Combining Imaging and Tissue Testing May Add Value
One of the most interesting findings was that SCENT and tissue PD-L1 immunohistochemistry appeared to provide complementary prognostic information.
Patients classified as low PD-L1 by both SCENT and tissue IHC had the poorest overall survival. In this concordant low-low group, the overall survival hazard ratio was 1.45 (p=0.008).
This suggests that CT-derived biomarker assessment may not need to replace tissue testing. Instead, it could potentially complement conventional pathology and help refine risk stratification in patients receiving immunotherapy.

Can PD-L1 Status Be Monitored Over Time?
The LONESTAR trial included paired baseline and 3-month CT scans, allowing investigators to explore whether SCENT could track changes in inferred PD-L1 status during immunotherapy.
Serial SCENT results showed a borderline association with progression at 3 months. However, post-treatment tissue confirmation was not available, meaning the longitudinal findings should be considered hypothesis-generating.
The possibility of using serial CT scans as a dynamic virtual biopsy is appealing. Unlike tissue biopsies, CT imaging is already routinely performed during treatment monitoring. Still, prospective trials with paired imaging, tissue, and clinical outcome data will be essential before this strategy can be used in clinical decision-making.
Why This Study Matters
PD-L1 immunohistochemistry remains the current standard biomarker for immunotherapy selection in metastatic NSCLC. However, tissue testing has practical limitations, including procedure-related risks, inadequate samples, temporal changes in PD-L1 expression, and intratumoral heterogeneity.
SCENT represents a step toward a future where routine imaging may contribute more directly to treatment selection. The model showed reproducible PD-L1 classification across multiple cohorts and was associated with immunotherapy outcomes.

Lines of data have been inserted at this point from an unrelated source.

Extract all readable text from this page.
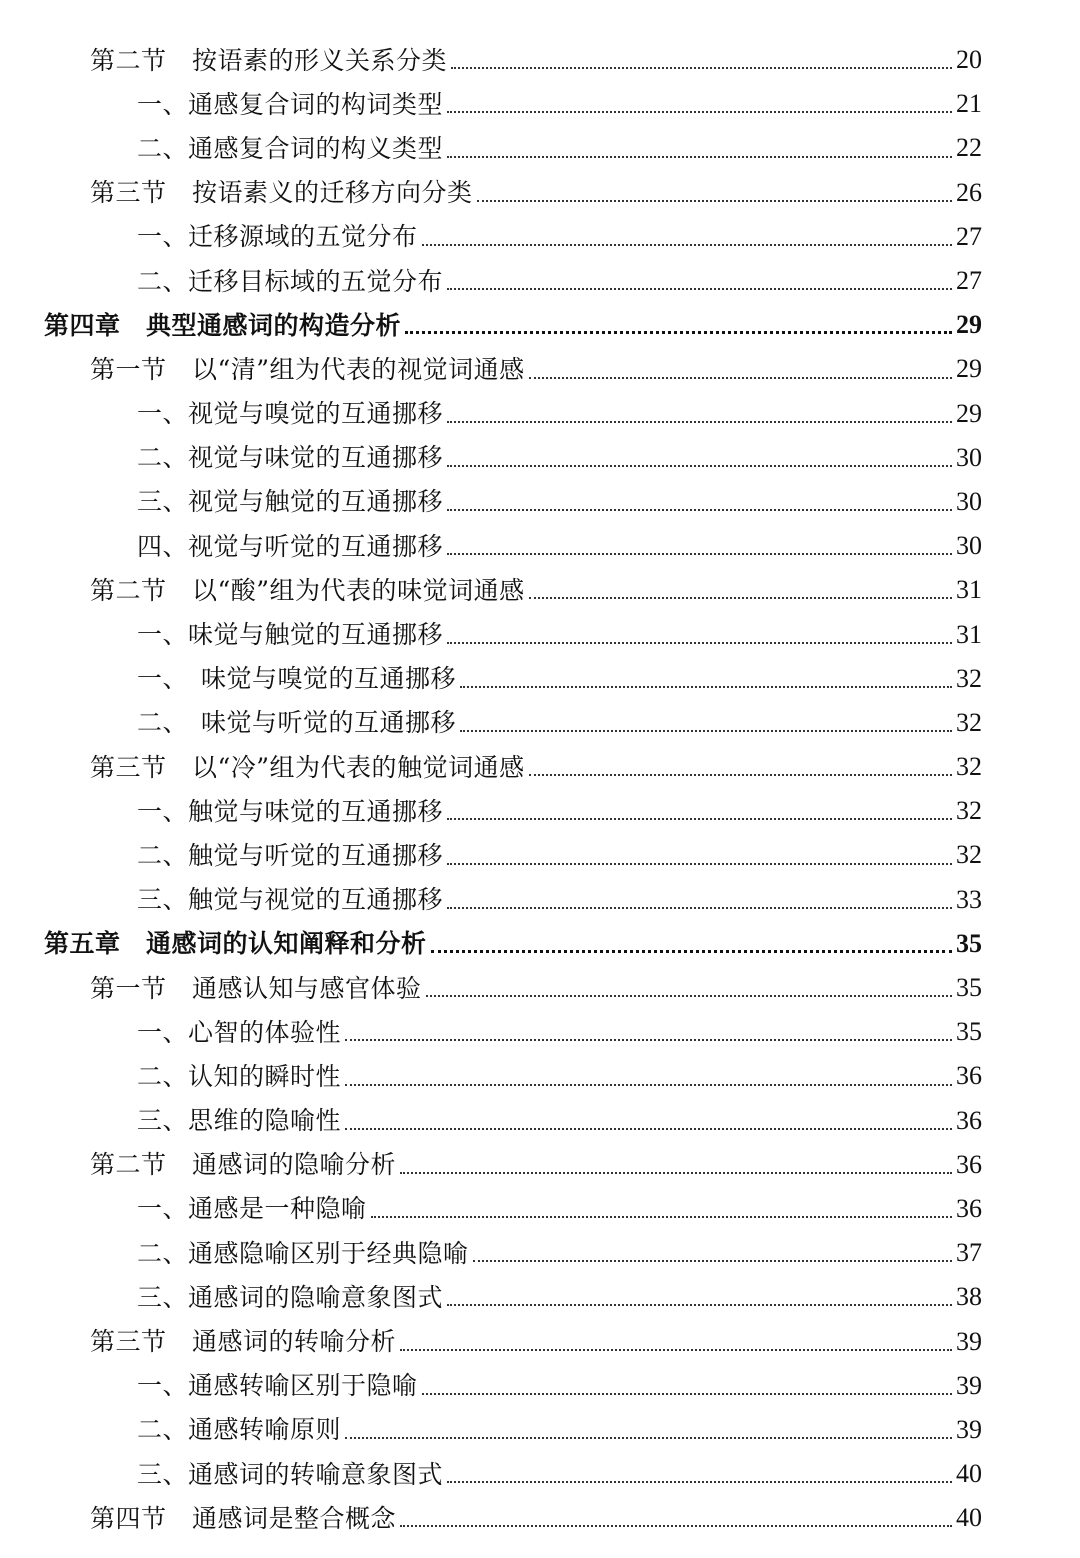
第二节　按语素的形义关系分类	20
一、通感复合词的构词类型	21
二、通感复合词的构义类型	22
第三节　按语素义的迁移方向分类	26
一、迁移源域的五觉分布	27
二、迁移目标域的五觉分布	27
第四章　典型通感词的构造分析	29
第一节　以“清”组为代表的视觉词通感	29
一、视觉与嗅觉的互通挪移	29
二、视觉与味觉的互通挪移	30
三、视觉与触觉的互通挪移	30
四、视觉与听觉的互通挪移	30
第二节　以“酸”组为代表的味觉词通感	31
一、味觉与触觉的互通挪移	31
一、　味觉与嗅觉的互通挪移	32
二、　味觉与听觉的互通挪移	32
第三节　以“冷”组为代表的触觉词通感	32
一、触觉与味觉的互通挪移	32
二、触觉与听觉的互通挪移	32
三、触觉与视觉的互通挪移	33
第五章　通感词的认知阐释和分析	35
第一节　通感认知与感官体验	35
一、心智的体验性	35
二、认知的瞬时性	36
三、思维的隐喻性	36
第二节　通感词的隐喻分析	36
一、通感是一种隐喻	36
二、通感隐喻区别于经典隐喻	37
三、通感词的隐喻意象图式	38
第三节　通感词的转喻分析	39
一、通感转喻区别于隐喻	39
二、通感转喻原则	39
三、通感词的转喻意象图式	40
第四节　通感词是整合概念	40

Importantly, this is not yet a replacement for PD-L1 tissue testing. The study was retrospective, and the longitudinal imaging findings require confirmation. The authors also emphasize the need for prospective validation before SCENT can be used to guide treatment.
The Bottom Line
This multi-center study suggests that deep learning analysis of standard CT scans can estimate PD-L1 expression and stratify immunotherapy outcomes in metastatic NSCLC.
SCENT achieved AUCs of 0.84, 0.80, and 0.78 across the MD Anderson, Mayo Clinic, and LONESTAR cohorts, respectively. Its prognostic performance was comparable to tissue PD-L1 testing and may add value when combined with immunohistochemistry.
The next challenge is proving whether this CT-based virtual biopsy can improve real-world treatment decisions, particularly when tissue is limited, biopsies are difficult to obtain, or serial monitoring is needed.